AFTER 19 years, three presidents, three capital appeals, a major upgrade and expansion and a significant growth in visitor numbers during his tenure, Sydney Jewish Museum (SJM) CEO Norman Seligman is stepping down.
Seligman will vacate his post in the second half of 2021 to take up a new role managing and growing the recently formed SJM Foundation.
“It has been an immense privilege to lead this fantastic museum and its amazing people,” he said.
“The journey I have undertaken with a succession of dedicated and supportive presidents, board members, staff and volunteers to transform the Sydney Jewish Museum into a dynamic organisation, with an outstanding team of professionals running world class programs, exhibitions and events, has been an incredibly rewarding experience.”
Seligman noted that while he head enjoyed an interesting and varied business career prior to joining the museum, which included eight years in Paris, “nothing compared to the privilege of meeting and working with an amazing group of Holocaust survivors and all the loyal museum volunteers and staff.”
He added, “The exposure that I gained to the Sydney Jewish Community and wider community including politicians, academics and business leaders has also been priceless.
“I have also enjoyed a close working relationship with three museum presidents; John Roth, John Landerer and Professor Gus Lehrer.”

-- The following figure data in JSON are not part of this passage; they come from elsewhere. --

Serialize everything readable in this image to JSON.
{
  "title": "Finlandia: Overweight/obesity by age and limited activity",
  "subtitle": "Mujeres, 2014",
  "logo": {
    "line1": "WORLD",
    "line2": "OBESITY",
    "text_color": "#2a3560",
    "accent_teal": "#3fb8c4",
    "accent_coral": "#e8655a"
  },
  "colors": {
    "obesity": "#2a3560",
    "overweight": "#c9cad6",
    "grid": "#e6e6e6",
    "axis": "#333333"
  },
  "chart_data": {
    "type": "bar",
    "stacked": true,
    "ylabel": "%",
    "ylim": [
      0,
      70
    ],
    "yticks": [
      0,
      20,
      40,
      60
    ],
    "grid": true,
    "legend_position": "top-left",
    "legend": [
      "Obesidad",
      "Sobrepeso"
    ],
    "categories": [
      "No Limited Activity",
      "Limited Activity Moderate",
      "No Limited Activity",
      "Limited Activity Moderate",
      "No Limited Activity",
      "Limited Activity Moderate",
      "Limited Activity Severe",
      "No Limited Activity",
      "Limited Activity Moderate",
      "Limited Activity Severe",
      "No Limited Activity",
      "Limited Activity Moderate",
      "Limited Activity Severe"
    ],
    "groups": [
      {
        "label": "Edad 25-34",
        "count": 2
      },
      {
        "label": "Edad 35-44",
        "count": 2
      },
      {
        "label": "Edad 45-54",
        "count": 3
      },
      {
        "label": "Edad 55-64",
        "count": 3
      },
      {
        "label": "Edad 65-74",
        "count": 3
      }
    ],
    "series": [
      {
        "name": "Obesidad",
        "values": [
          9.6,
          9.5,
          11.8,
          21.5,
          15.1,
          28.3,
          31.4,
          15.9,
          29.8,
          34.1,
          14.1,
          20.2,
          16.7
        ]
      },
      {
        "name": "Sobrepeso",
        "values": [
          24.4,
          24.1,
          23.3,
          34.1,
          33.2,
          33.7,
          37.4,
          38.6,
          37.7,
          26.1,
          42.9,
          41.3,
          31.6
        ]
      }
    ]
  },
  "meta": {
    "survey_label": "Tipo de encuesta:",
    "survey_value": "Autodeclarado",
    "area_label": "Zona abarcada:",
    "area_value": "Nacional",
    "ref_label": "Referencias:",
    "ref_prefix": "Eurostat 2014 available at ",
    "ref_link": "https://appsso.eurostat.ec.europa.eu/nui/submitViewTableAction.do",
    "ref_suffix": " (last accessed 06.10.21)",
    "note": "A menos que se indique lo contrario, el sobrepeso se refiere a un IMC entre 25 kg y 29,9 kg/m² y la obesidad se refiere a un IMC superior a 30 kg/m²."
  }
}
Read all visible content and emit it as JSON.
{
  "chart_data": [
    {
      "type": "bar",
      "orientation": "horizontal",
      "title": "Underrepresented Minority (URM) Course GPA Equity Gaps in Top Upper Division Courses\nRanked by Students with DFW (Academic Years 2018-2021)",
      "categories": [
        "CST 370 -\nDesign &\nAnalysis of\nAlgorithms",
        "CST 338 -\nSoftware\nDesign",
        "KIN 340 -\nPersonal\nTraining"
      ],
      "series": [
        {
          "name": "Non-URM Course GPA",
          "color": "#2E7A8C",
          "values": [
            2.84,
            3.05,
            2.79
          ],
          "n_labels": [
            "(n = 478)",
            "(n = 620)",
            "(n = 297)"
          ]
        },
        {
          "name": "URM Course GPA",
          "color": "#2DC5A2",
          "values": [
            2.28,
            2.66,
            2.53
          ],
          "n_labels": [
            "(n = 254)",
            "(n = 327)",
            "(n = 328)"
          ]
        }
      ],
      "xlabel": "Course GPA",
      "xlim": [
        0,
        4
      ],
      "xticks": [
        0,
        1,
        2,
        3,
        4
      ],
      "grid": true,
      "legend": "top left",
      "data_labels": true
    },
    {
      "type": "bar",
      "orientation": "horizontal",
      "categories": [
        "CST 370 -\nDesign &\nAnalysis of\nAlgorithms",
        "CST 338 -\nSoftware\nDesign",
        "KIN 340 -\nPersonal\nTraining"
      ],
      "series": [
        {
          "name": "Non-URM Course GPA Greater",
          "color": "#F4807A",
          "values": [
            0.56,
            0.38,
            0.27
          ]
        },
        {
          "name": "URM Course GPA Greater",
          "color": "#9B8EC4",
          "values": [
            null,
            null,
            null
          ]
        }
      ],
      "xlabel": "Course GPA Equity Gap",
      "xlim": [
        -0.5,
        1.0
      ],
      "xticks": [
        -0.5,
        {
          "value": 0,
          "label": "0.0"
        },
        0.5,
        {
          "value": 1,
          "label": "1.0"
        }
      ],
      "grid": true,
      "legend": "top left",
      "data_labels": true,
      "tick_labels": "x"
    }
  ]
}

Seligman’s time at the helm saw a complete rebuilding of its exhibition spaces, major upgrades to a number of exhibitions and the introduction of new collections, the conception of a new Education and Resource Centre and a growth in annual student visitor numbers from 8000 in 2002 to nearly 30,000 in 2019, among other achievements.
“During Norman’s term of office, the museum has become widely seen as a world-class museum of the Holocaust and Human Rights. His ability to handle all the various aspects of the museum, from financial to caring for Holocaust survivors, is quite remarkable,” president Gus Lehrer said.
“The success of the capital appeals and donor support, most recently the Pillars of the Museum initiative, is testament to the high esteem in which the museum is held within the community, which is due in no small measure to Norman’s stewardship.”
Noting that the board looks forward to maintaining a close relationship with Seligman, Lehrer said, “While it will be difficult to find a successor for such a dedicated and accomplished leader, the dynamic state in which Norman leaves the museum, together with its prestige in the community … will make the task more manageable.”